Our research falls into several main areas:
Infection by enveloped viruses. We study how viruses get into cells, and in particular the mechanisms of membrane fusion. We are also interested in how membrane composition affects viral infection, particularly the role of cholesterol.
Drug-resistant bacteria. We wish to understand, detect, and defeat extreme drug resistance in bacteria. A particular focus of study is carbapenem resistance in gram-negative bacteria called Enterobacteriaceae.
Advanced simulation methods. Molecular dynamics simulation is a powerful tool to understand atomic-level mechanism and detail for biomolecular processes. However, to understand complex biological processes such as those in infectious disease, we seek to estimate important reaction intermediates and rates rather than simply creating a “single-molecule movie”. Our group works both methods to accomplish this better for our target systems in infectious disease as well as fundamental methodology and simulation infrastructure to permit more flexible, powerful, and efficient simulation of molecular ensembles.

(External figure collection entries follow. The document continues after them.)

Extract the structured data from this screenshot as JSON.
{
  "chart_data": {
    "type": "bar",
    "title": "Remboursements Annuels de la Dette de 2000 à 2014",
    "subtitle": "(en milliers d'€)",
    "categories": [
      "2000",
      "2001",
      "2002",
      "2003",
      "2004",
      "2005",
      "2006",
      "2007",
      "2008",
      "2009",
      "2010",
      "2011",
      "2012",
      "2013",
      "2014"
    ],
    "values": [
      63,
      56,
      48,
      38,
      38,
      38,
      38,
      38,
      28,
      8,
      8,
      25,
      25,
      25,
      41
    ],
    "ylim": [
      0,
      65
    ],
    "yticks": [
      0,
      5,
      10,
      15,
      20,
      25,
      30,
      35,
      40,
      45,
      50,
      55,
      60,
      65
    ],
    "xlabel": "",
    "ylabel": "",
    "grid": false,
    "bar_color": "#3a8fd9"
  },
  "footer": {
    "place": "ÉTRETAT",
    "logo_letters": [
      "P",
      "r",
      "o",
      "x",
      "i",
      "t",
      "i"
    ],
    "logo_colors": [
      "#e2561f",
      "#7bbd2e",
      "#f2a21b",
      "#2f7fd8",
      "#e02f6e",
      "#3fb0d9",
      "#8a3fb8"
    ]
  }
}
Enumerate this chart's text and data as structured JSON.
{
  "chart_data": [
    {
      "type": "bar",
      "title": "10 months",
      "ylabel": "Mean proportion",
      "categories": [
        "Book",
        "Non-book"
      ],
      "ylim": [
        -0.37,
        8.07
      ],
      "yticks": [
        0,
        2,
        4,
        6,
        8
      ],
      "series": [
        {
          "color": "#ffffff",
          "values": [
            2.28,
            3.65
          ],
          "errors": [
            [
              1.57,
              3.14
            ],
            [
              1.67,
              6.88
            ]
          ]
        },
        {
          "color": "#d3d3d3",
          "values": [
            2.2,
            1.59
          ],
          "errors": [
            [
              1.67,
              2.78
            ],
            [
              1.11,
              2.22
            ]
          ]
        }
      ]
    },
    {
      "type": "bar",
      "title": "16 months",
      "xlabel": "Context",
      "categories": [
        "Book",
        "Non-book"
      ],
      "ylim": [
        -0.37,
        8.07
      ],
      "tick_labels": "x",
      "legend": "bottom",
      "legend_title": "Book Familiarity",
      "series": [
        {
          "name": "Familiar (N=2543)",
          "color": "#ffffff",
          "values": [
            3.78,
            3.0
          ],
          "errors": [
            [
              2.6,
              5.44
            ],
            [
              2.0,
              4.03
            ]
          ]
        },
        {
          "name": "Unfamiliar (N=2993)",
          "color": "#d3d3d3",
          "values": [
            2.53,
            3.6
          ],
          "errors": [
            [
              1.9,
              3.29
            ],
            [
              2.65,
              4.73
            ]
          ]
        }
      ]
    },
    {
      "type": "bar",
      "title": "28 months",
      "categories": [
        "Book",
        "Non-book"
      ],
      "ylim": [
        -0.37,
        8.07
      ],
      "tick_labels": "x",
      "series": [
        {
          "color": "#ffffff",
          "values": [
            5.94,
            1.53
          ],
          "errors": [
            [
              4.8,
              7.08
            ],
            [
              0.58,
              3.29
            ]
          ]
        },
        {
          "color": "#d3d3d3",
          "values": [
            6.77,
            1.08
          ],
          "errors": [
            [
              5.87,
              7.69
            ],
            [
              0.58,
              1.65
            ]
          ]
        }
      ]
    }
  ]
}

Physics of membrane interfaces. Viral entry (and many other important processes) occur at close membrane-membrane interfaces. We have used simulations to show how dynamics at either single or double membrane interfaces can be substantially non-ideal and may impact the process of membrane fusion.
Statistical learning. Almost every area of our research involves advanced machine learning or new statistical analysis methods. Examples include identifying mutations associated with increased drug resistance from genetic data, new sampling strategies to direct simulations and experiments of flexible protein-protein complexes, and information-theoretic approaches to predict residues important to beta-lactamase function.
Single-virus optical measurements. We use fluorescence microscopy and spectroscopy to study single-event kinetics of processes in viral entry. We combine these measurements with molecular dynamics simulations and machine learning to build physical models of viral entry.